その都度、ケネスが後ろから『絶対堪えろよ!一度でも見上げたら二度と図書館には来ないぞ!』と小突かれて、なんとか踏みとどまっていた。
時折討伐もあった。
以前より淡白になった俺達は、あんなに一晩中やってたのに数回射精すれば落ち着くようになった。
やっぱり半分以上性欲だったんだろう。
最近では終わった後、

「リジーだったら良かったのに…」
「ブリジット様に触りたい…」

と必ずリジーを思い出すようになったのだが、ケネスの邪な妄想に俺がキレるって感じですっかり熱を散らす行為は業務のような治療のようなものに変わった。

だが俺達が討伐に出ているのは学院生徒には筒抜けだ。
騎士科の生徒も研修として参加するから。
だから討伐の後は図書館の下を歩くのが辛かった。
それはケネスも同じで、討伐後はいつもより距離を取るようになった。

リジーは俺達をどんな顔で見てるんだろう。
また泣いてるんだろうか…。
苦しくて討伐後の訓練は早足で通るようになった。

どうにかリジーを慰めたくて考えに考えて、兄に相談した。
「ふぅ~ん、で、なんでそうなったか全部最初から教えてもらおうか。
どうやらお前とケネスの仲も変わったようだし。
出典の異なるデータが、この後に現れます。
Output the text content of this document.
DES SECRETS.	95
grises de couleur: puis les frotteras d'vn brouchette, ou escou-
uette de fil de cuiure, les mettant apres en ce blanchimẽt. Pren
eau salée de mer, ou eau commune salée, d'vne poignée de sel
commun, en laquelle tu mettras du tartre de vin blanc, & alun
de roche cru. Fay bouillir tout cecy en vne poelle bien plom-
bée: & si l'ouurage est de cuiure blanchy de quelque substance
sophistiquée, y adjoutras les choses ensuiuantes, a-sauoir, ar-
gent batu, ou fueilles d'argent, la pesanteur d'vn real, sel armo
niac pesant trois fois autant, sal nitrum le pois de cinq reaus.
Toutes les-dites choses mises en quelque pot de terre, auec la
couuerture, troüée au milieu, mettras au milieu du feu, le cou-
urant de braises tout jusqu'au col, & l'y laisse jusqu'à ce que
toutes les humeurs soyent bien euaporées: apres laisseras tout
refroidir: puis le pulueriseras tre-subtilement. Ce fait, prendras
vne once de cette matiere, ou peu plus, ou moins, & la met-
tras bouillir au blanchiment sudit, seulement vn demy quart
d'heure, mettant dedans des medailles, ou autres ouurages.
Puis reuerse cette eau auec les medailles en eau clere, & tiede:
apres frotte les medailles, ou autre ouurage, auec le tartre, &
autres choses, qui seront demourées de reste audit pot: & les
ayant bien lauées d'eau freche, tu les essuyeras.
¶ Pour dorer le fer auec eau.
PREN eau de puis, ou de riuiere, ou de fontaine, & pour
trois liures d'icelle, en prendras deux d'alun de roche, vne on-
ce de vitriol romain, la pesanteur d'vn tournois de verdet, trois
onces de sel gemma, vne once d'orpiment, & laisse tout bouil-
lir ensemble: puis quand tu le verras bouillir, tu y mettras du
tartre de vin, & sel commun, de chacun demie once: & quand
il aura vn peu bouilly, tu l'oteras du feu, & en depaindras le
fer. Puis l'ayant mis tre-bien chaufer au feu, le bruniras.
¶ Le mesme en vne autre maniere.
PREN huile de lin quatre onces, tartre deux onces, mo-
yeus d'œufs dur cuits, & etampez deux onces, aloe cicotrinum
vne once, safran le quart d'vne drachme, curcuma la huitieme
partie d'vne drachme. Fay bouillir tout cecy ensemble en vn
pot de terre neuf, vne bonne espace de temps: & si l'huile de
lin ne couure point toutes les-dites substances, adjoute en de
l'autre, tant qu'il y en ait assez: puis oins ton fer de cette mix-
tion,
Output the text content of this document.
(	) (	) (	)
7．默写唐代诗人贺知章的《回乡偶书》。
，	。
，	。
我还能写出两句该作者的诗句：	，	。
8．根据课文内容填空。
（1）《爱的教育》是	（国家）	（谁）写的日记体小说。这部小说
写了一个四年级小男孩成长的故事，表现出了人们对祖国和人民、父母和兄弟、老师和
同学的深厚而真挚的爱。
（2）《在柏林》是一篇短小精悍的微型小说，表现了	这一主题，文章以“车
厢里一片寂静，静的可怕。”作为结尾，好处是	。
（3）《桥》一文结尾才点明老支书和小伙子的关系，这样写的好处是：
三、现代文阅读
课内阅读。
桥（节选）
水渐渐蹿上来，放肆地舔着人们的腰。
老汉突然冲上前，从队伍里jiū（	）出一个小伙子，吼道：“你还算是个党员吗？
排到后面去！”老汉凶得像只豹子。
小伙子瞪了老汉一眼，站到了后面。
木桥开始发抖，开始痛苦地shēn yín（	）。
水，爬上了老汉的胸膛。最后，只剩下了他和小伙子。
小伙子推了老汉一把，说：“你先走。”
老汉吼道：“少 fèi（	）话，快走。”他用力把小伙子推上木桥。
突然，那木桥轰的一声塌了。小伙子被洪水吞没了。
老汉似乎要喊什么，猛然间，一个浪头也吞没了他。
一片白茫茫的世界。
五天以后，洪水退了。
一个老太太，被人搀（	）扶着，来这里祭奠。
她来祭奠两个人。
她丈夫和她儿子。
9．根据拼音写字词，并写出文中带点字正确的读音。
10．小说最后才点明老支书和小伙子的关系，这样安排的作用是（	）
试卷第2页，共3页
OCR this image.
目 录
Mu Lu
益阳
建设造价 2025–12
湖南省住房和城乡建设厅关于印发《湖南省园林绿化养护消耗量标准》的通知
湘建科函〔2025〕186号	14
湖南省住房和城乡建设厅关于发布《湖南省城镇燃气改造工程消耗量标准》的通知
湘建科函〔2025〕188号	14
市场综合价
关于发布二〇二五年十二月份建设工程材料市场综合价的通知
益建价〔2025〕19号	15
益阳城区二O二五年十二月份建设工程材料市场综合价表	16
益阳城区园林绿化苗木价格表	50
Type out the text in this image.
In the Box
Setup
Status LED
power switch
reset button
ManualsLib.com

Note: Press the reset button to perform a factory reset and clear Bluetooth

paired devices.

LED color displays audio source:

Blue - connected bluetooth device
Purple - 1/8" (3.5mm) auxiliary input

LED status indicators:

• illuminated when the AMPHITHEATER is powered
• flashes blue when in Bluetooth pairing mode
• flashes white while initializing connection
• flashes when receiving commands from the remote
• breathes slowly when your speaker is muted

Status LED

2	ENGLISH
」と黒い笑顔で兄上に俺とケネスの事、ケネスがリジーを好きな事、リジーが放課後俺を図書館から見ている事を喋らされた。

そして兄上の婚約者のマリア嬢もいつの間にか仲間にになり、俺だとバレずにリジーをどうやって慰めるかを考え、司書をお菓子で買収し、マリア嬢命名、“一輪の花に愛を込めて作戦”が開始された。